We flew through the room with a time of 35.28 minutes - enough to land us at the bottom of the all time leaderboard (for now). However, we definitely didn't feel short changed - we were all very active throughout that whole time - we definitely came out feeling like we'd had a mental workout!

We didn't use any hints in the room, but I believe the mechanism was to ring a bell in the room and the GM would've entered. I'm curious about how this would've worked, and whilst I'd normally steer clear of any rooms requiring live actors, I appreciate that this wouldn't have broken the immersion, and given the quality of the room otherwise I have full faith the hints would've been similarly thought through.

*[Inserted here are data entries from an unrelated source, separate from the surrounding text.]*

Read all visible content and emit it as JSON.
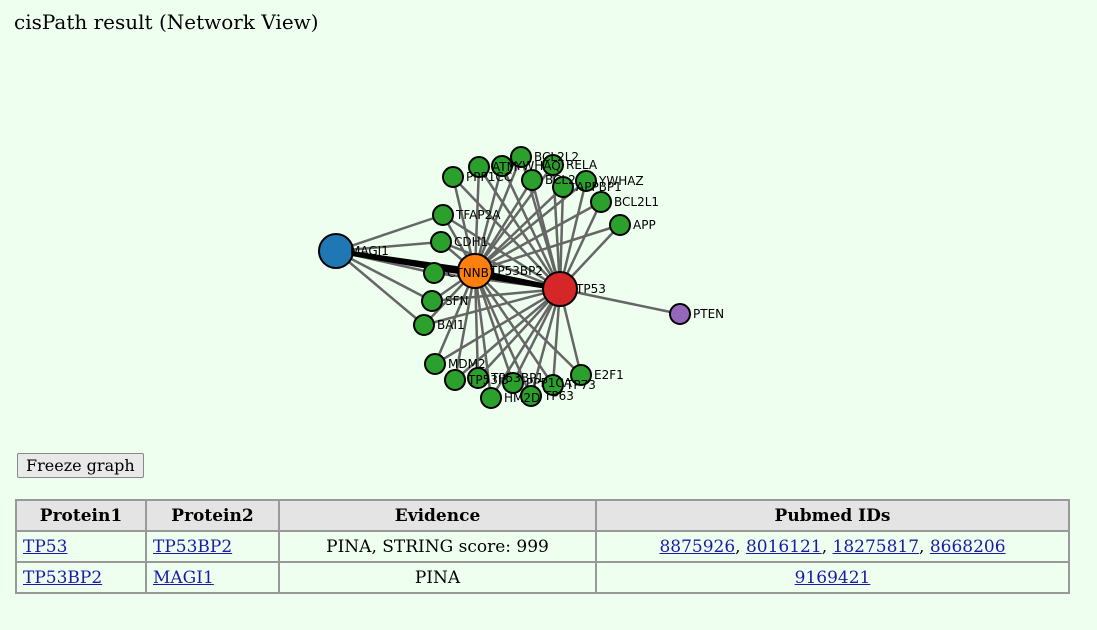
{
  "page": {
    "title": "cisPath result (Network View)"
  },
  "graph": {
    "nodes": [
      {
        "id": "MAGI1",
        "label": "MAGI1",
        "color": "#1f77b4"
      },
      {
        "id": "TP53BP2",
        "label": "TP53BP2",
        "color": "#ff7f0e"
      },
      {
        "id": "TP53",
        "label": "TP53",
        "color": "#d62728"
      },
      {
        "id": "PTEN",
        "label": "PTEN",
        "color": "#9467bd"
      },
      {
        "id": "CTNNB1",
        "label": "CTNNB1",
        "color": "#2ca02c"
      },
      {
        "id": "CDH1",
        "label": "CDH1",
        "color": "#2ca02c"
      },
      {
        "id": "TFAP2A",
        "label": "TFAP2A",
        "color": "#2ca02c"
      },
      {
        "id": "SFN",
        "label": "SFN",
        "color": "#2ca02c"
      },
      {
        "id": "BAI1",
        "label": "BAI1",
        "color": "#2ca02c"
      },
      {
        "id": "MDM2",
        "label": "MDM2",
        "color": "#2ca02c"
      },
      {
        "id": "TP53I3",
        "label": "TP53I3",
        "color": "#2ca02c"
      },
      {
        "id": "TP53BP1",
        "label": "TP53BP1",
        "color": "#2ca02c"
      },
      {
        "id": "PPP1CA",
        "label": "PPP1CA",
        "color": "#2ca02c"
      },
      {
        "id": "TP73",
        "label": "TP73",
        "color": "#2ca02c"
      },
      {
        "id": "TP63",
        "label": "TP63",
        "color": "#2ca02c"
      },
      {
        "id": "HM2D",
        "label": "HM2D",
        "color": "#2ca02c"
      },
      {
        "id": "E2F1",
        "label": "E2F1",
        "color": "#2ca02c"
      },
      {
        "id": "APP",
        "label": "APP",
        "color": "#2ca02c"
      },
      {
        "id": "BCL2L1",
        "label": "BCL2L1",
        "color": "#2ca02c"
      },
      {
        "id": "YWHAZ",
        "label": "YWHAZ",
        "color": "#2ca02c"
      },
      {
        "id": "APPBP1",
        "label": "APPBP1",
        "color": "#2ca02c"
      },
      {
        "id": "RELA",
        "label": "RELA",
        "color": "#2ca02c"
      },
      {
        "id": "BCL2L2",
        "label": "BCL2L2",
        "color": "#2ca02c"
      },
      {
        "id": "BCL2",
        "label": "BCL2",
        "color": "#2ca02c"
      },
      {
        "id": "YWHAQ",
        "label": "YWHAQ",
        "color": "#2ca02c"
      },
      {
        "id": "ATM",
        "label": "ATM",
        "color": "#2ca02c"
      },
      {
        "id": "PPP1CC",
        "label": "PPP1CC",
        "color": "#2ca02c"
      }
    ]
  },
  "controls": {
    "freeze_label": "Freeze graph"
  },
  "table": {
    "headers": [
      "Protein1",
      "Protein2",
      "Evidence",
      "Pubmed IDs"
    ],
    "rows": [
      {
        "protein1": "TP53",
        "protein2": "TP53BP2",
        "evidence": "PINA, STRING score: 999",
        "pubmed": [
          "8875926",
          "8016121",
          "18275817",
          "8668206"
        ],
        "separator": ", "
      },
      {
        "protein1": "TP53BP2",
        "protein2": "MAGI1",
        "evidence": "PINA",
        "pubmed": [
          "9169421"
        ],
        "separator": ", "
      }
    ]
  }
}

The venue is down a flight of stairs, but the room itself is flat, with a chair to sit in if necessary. The main room has plenty of space, but there are subsequent areas where it is a little tighter, including quite a small, dark space required for a puzzle (although only one of you would need to do this).

The room is well lit for the most part, with lanterns provided just in case. There were no puzzles requiring colour or sound perception, or even physical dexterity.

Outside the room

There is one other key point I've held off mentioning until now; the GM is in period clothing. I loved this little aspect - it's a real nod to the immersion, and why I'm more supportive of the live actor method of hints here. It was clearly good quality clothing too, not just a costume store find.

Our GM herself was lovely - very friendly and welcoming, and got us enthused. At one point I popped out to check something with her, and she was very receptive to my request, which made me feel more comfortable in the room.

The venue itself is small - as there is only one room, the waiting room is very sparse and doubles as the monitoring station. All you will find is a leaderboard and a coat rack, but the GM is there the full time so your belongings are safe. More importantly is the location itself - it is only a few minutes walk from an excellent bar where we spent the remainder of the evening (and most of the money in our wallets). There is also a lovely park and plenty of coffee shops, if that's more your style - an easy walk from the centre.

Was it worth the money?

We paid £20 each for a team of 4. It was certainly worth this, and more.